Taxpayers in Revolt: 1990

In the U. S., with most Republicans and Democrats united in bipartisan scamship against the taxpayers, only one thing gets the politicians attention: tax revolt. And – despite little national publicity – local rebellions are scaring the wallets off our rulers from Massachusetts to California.

Michigan voters have dumped Democratic Gov. Jim Blanchard’s new education taxes. And the Massachusetts legislature ditched Democratic Gov. Michael Dukakis’s swansong call for $1 billion in new taxes.

In Detroit, for the first time ever, the people turned down demands for more school taxes. In New Jersey, voters are rejecting school taxes at an historic rate. And in Houston, city councilmen face ouster in the next election because of their pro-tax stand.

More and more Americans are fuming about taxes. And who could blame them? The phrase “government services” has become a joke.

Commentators call the District of Columbia “third world.” Residents wish it were that good. The streets are a network of pot holes held together by an occasional strip of asphalt; the police play dice and cards while criminals run free; the teachers are barely literate; the ambulance drivers can’t read maps; and the DMV makes motorists dream of car bombs.

The late 1970s tax revolt passed the District by, but today’s zooming taxes have angered property owners. One group is tying the bureaucracy in knots with mass appeals on new assessments. Another is urging class-action suits against city tax assessors.

In Chicago, the tax revolt is fed by fury not only at higher taxes, but at lush government salaries. For example, the head of what is probably the worst public school system in America makes $250,000 in pay and perks.

Although New Hampshire’s total tax burden is the lowest in America, its per capita property taxes are almost double the national average.

To fight this, taxpayers are trying to roll back the boom in education spending. In Manchester, one anti-tax group ran a full- page ad about school boondoggles and bureaucrats, and afterwards, more than 4,000 furious citizens crowded into a local high school for a budget hearing. The result: massive layoffs in the school loafocracy.

“We’re probably going to be the first generation to leave our kids worse off than our parents left us,” whined the head of the New Hampshire Municipal Association, forgetting that one of the benefits for previous generations was lower government school spending and interference. The head of the New Hampshire teachers union complained that low taxes have become “a matter of theology.” Damn right, and taxpayers don’t want to be sent to Hell in a government handbasket.

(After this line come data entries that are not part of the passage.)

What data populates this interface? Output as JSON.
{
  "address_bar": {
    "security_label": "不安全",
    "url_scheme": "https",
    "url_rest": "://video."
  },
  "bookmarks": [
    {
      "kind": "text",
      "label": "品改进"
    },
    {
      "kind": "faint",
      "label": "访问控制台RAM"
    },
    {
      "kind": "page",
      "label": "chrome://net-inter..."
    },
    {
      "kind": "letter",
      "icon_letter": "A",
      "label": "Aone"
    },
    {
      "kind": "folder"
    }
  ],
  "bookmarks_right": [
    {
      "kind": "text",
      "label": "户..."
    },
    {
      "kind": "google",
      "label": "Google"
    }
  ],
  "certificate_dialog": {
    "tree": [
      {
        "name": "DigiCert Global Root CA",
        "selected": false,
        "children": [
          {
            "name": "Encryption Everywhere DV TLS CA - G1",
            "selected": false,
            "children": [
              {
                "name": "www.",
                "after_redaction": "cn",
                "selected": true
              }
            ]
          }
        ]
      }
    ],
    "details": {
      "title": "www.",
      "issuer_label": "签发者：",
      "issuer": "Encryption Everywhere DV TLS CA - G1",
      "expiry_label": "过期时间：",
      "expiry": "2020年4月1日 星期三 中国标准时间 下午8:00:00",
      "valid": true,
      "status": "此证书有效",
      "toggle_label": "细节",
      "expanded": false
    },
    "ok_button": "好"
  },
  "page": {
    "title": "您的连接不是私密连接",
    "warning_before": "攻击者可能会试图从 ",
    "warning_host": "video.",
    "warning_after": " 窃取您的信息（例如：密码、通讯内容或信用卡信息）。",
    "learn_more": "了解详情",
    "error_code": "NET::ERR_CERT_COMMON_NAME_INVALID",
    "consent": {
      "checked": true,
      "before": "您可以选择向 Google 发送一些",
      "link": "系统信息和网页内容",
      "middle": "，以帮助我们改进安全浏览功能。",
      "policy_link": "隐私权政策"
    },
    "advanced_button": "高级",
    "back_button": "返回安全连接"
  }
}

As the chairman of the Board of Selectmen in Dover put it, “The attitude of people is, ‘Government is bad, government is not efficient, and the only way to control government is to cut down on expenses.'” In neighboring Massachusetts, the head of the big Taxpayers Association in ultra-liberal Newton said tax proponents are “insatiable. ” We must focus, he said, on all the government “extravagance.”

In Fairfax, Virginia, where property taxes have increased up to 50% this year, Citizens on Sensible Taxation has collected enough signatures for a referendum to change Fairfax’s form of government. The goal: to throw out the entire Board of Supervisors. The government has tried every trick to derail the anti-tax plan, but this has only increased public anger. And a sob story in The Washington Post on “embattled but brave” Fairfax tax collectors had the same effect.

Much of the trouble in Fairfax is caused by higher property-tax assessments, which are tax hikes incognito. But regardless of the assessment, the tax itself is wrong. If the government can seize your house because you don’t pay its extortions, then you don’t really own your home.

As these revolts spread, watch for taxpayers to become more and more confrontational. If everyone from animal rightsers to the “homeless” can milk billions from the taxpayers with these tactics, then the people who pay the bills are bound to try the same thing.

Government is supposed to rest upon the consent of the governed, but the legions of tax eaters have made this a joke. We have no choice but to put them on a starvation diet.